Draconian Overlord

Oppressing software entropy

Mono vs. Project Repos? Hurray, software sucks

Mono repos are trending upwards in popularity, so of course I must comment.

Although, really, anymore blogging is just a way to organize my thoughts, so I’m not really going to try and hard-sell on one or the other, and instead just try to articulate how I think about it.

My primary reaction to mono vs. project repos is unfortunately mostly pessimistic: “it doesn’t really matter, they both suck”.

E.g. I’ll skip the usual “what is a mono repo” intro and jump straight to the takeaways:

  • Do you want to pin versions? Use a per-project repo.

    Pinning versions is where you say “my project foo depends on bar version 1.2, and I want to keep using bar version 1.2 until I say otherwise”.

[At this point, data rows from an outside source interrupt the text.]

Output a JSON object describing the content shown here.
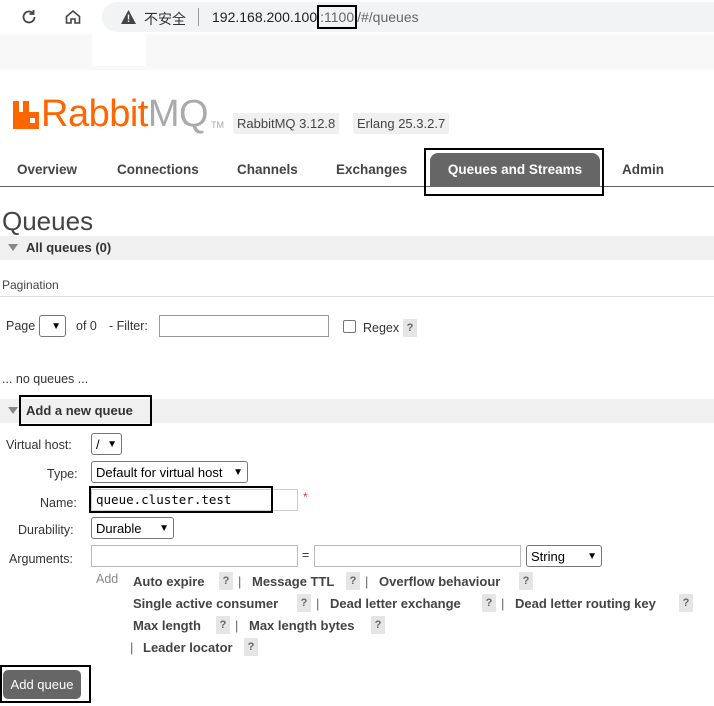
{
  "browser": {
    "insecure_label": "不安全",
    "url_host": "192.168.200.100",
    "url_port": ":1100",
    "url_path": "/#/queues"
  },
  "header": {
    "logo_rabbit": "Rabbit",
    "logo_mq": "MQ",
    "logo_tm": "TM",
    "rabbit_version": "RabbitMQ 3.12.8",
    "erlang_version": "Erlang 25.3.2.7"
  },
  "tabs": [
    "Overview",
    "Connections",
    "Channels",
    "Exchanges",
    "Queues and Streams",
    "Admin"
  ],
  "page_title": "Queues",
  "all_queues": "All queues (0)",
  "pagination": {
    "title": "Pagination",
    "page_label": "Page",
    "of_label": "of 0",
    "filter_label": "- Filter:",
    "regex_label": "Regex",
    "help": "?"
  },
  "no_queues": "... no queues ...",
  "add_section": "Add a new queue",
  "form": {
    "vhost_label": "Virtual host:",
    "vhost_value": "/",
    "type_label": "Type:",
    "type_value": "Default for virtual host",
    "name_label": "Name:",
    "name_value": "queue.cluster.test",
    "required_mark": "*",
    "durability_label": "Durability:",
    "durability_value": "Durable",
    "arguments_label": "Arguments:",
    "equals": "=",
    "arg_type": "String",
    "add_label": "Add"
  },
  "args": {
    "auto_expire": "Auto expire",
    "message_ttl": "Message TTL",
    "overflow": "Overflow behaviour",
    "single_active": "Single active consumer",
    "dead_letter_exchange": "Dead letter exchange",
    "dead_letter_routing": "Dead letter routing key",
    "max_length": "Max length",
    "max_length_bytes": "Max length bytes",
    "leader_locator": "Leader locator",
    "pipe": "|",
    "help": "?"
  },
  "add_queue_button": "Add queue"
}
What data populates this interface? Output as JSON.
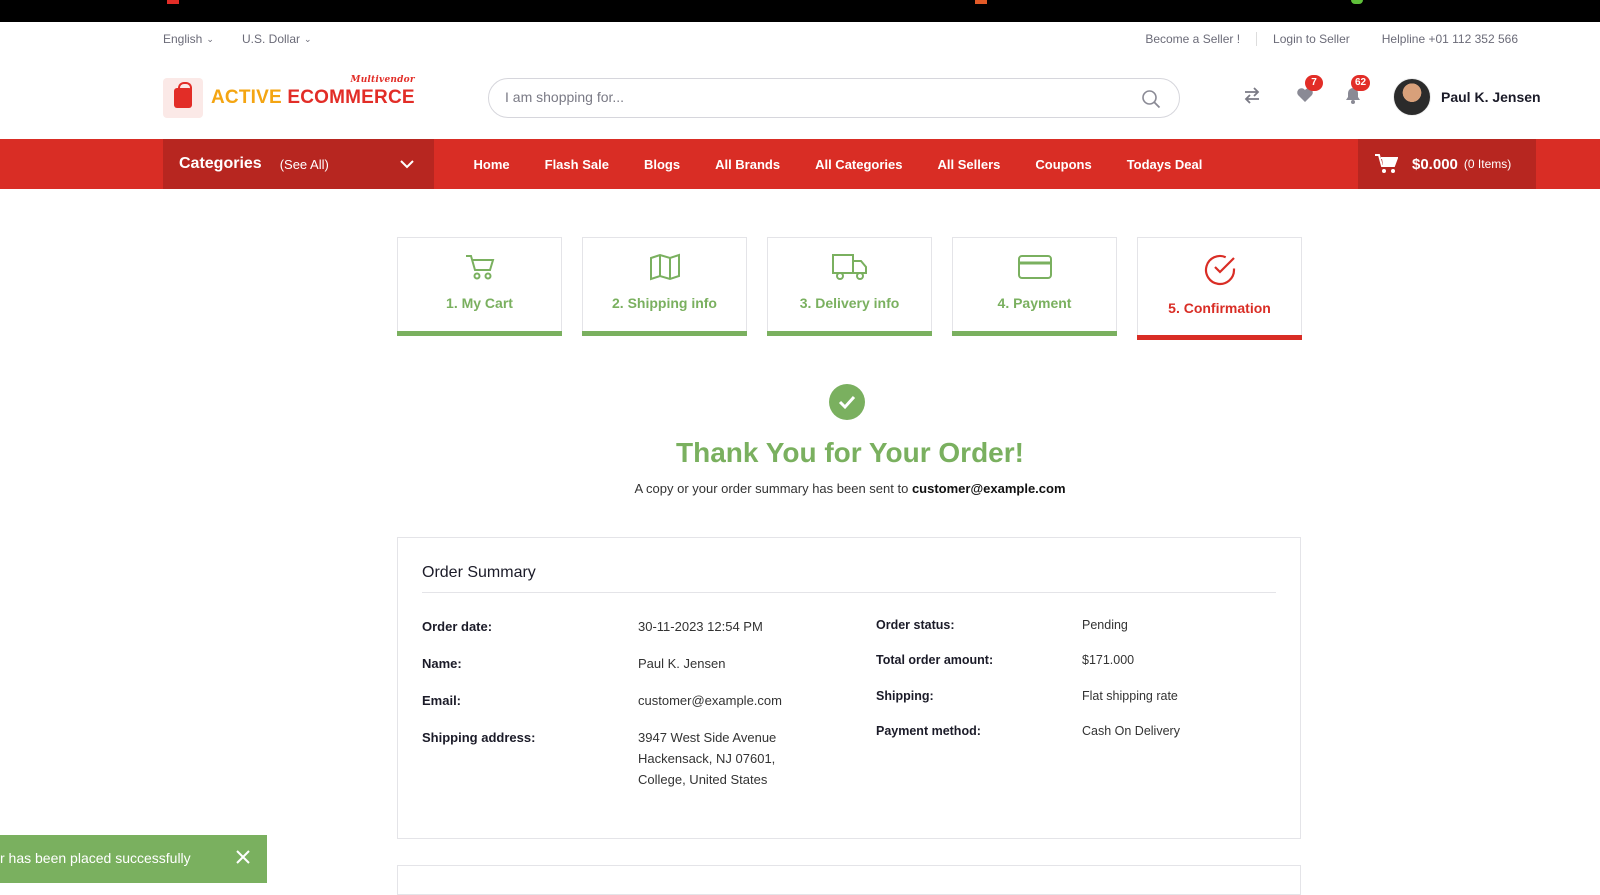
{
  "topbar": {
    "language": "English",
    "currency": "U.S. Dollar",
    "become_seller": "Become a Seller !",
    "login_seller": "Login to Seller",
    "helpline": "Helpline +01 112 352 566"
  },
  "brand": {
    "name_part1": "ACTIVE",
    "name_part2": "ECOMMERCE",
    "tagline": "Multivendor",
    "accent": "#d92d25",
    "success": "#7ab05f"
  },
  "search": {
    "placeholder": "I am shopping for..."
  },
  "header_icons": {
    "wishlist_count": "7",
    "notification_count": "62"
  },
  "user": {
    "name": "Paul K. Jensen"
  },
  "nav": {
    "categories_title": "Categories",
    "categories_see_all": "(See All)",
    "links": [
      "Home",
      "Flash Sale",
      "Blogs",
      "All Brands",
      "All Categories",
      "All Sellers",
      "Coupons",
      "Todays Deal"
    ],
    "cart_amount": "$0.000",
    "cart_items": "(0 Items)"
  },
  "steps": [
    {
      "label": "1. My Cart",
      "icon": "cart-icon"
    },
    {
      "label": "2. Shipping info",
      "icon": "map-icon"
    },
    {
      "label": "3. Delivery info",
      "icon": "truck-icon"
    },
    {
      "label": "4. Payment",
      "icon": "credit-card-icon"
    },
    {
      "label": "5. Confirmation",
      "icon": "check-circle-icon"
    }
  ],
  "confirmation": {
    "title": "Thank You for Your Order!",
    "note_prefix": "A copy or your order summary has been sent to",
    "note_email": "customer@example.com"
  },
  "summary": {
    "heading": "Order Summary",
    "left": [
      {
        "label": "Order date:",
        "value": "30-11-2023 12:54 PM"
      },
      {
        "label": "Name:",
        "value": "Paul K. Jensen"
      },
      {
        "label": "Email:",
        "value": "customer@example.com"
      },
      {
        "label": "Shipping address:",
        "value_lines": [
          "3947 West Side Avenue",
          "Hackensack, NJ 07601,",
          "College, United States"
        ]
      }
    ],
    "right": [
      {
        "label": "Order status:",
        "value": "Pending"
      },
      {
        "label": "Total order amount:",
        "value": "$171.000"
      },
      {
        "label": "Shipping:",
        "value": "Flat shipping rate"
      },
      {
        "label": "Payment method:",
        "value": "Cash On Delivery"
      }
    ]
  },
  "toast": {
    "message": "r has been placed successfully"
  }
}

    This is how the far majority of software code sharing has worked: Java’s maven/gradle/etc., Perl’s CPAN (even older), Javascript’s npm, Rust’s Cargo, Go’s vgo once they finally came around, copying bar-1.2.zip off the floppy disk that came in the mail, etc.)

  • Do you want forced upgrades? Use a mono-repo.

    Forced upgrades is where you say “my project foo depends on bar (no version), and you get the latest version of bar, always.”

    This model is the relative newcomer, but used by admittedly sophisticated places like Google, Facebook, Twitter, et al.

Easy enough. The problem is:

  • 80% of the time, you will want forced upgrades (great! everyone is on latest).
  • 20% of the time, you will want pinned versions (shoot! too hard to get everyone on latest).

Unfortunately, unlike most 80/20 rules, the last 20% is deal-breaker annoying when you don’t/can’t have it.

The differences can also be broken down on breaking vs. non-breaking changes:

  • In a mono repo, breaking changes are caught synchronously and so impossible (you have to fix+test everywhere)
  • In a mono repo, non-breaking changes are easy and automatic
  • In a per-project repo, breaking changes are caught asynchronously and so doable
  • In a per-project repo, non-breaking changes are hard and generally not automatic (you have to version bump+test everywhere, at least sans version ranges/semver)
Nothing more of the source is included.